= Lock step (dance move) =

Dance steps in which the standing foot blocks the moving foot

Lock step refers to any of several dance steps that involves the "locking" of the moving foot: the moving foot approaches to the standing foot, crosses in front of or behind it in the direction of the approach, stops close to the standing foot, and the weight is fully transferred to the (previously) moving foot.

The closeness of the feet so that the lower legs of the dancer are "locked" together crossed is the main difference from other cross-steps used, e.g., in the grapevine, where the moving (crossing) foot travels away from the standing foot and the lower legs are separated.
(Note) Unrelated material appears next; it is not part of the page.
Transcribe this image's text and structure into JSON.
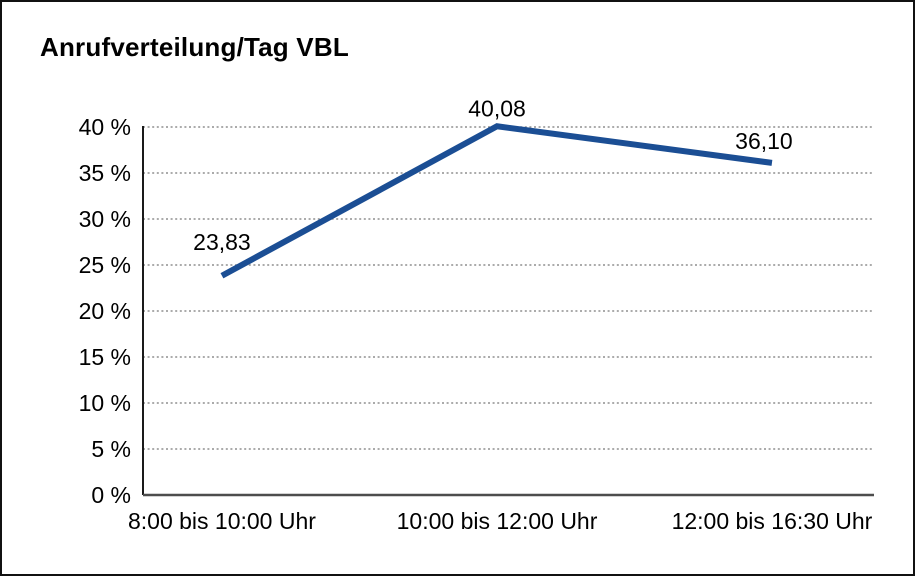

In the whisk the crossing foot travels around the standing foot, rather than "locks" from the direction of approach.

The term "lock step" or simply "lock" may be applied either to a single "locking" step or to a whole step pattern, e.g., of three steps, such as "step diagonally forward, lock behind, step diagonally forward". The footwork varies depending on the actual dance figure.

Lock steps are common in the quickstep.

Among the basic figures of Argentine tango there is a similar "la cruzada" ("crossing) position of the legs.

==Ballroom dance figures==
There are several dance figures with names involving the words "lock" or "lock step", as well as several figures that use the lock as part of the pattern.
- Back lock
- Forward lock
- Turning lock
- Curving lock
- Skip lock
- Syncopated lock (single or double)
- Samba locks
- Cruzados locks
- The Six Quick Lock
- Double lock
- Forward checked lock
- Reverse turns in Viennese waltz
- Fishtail
- In cha-cha-cha, advanced variations of basic figures may involve replacement of the cha-cha-cha chassés with lock steps.
- Some triple steps in West Coast Swing may be stylized into lock-steps.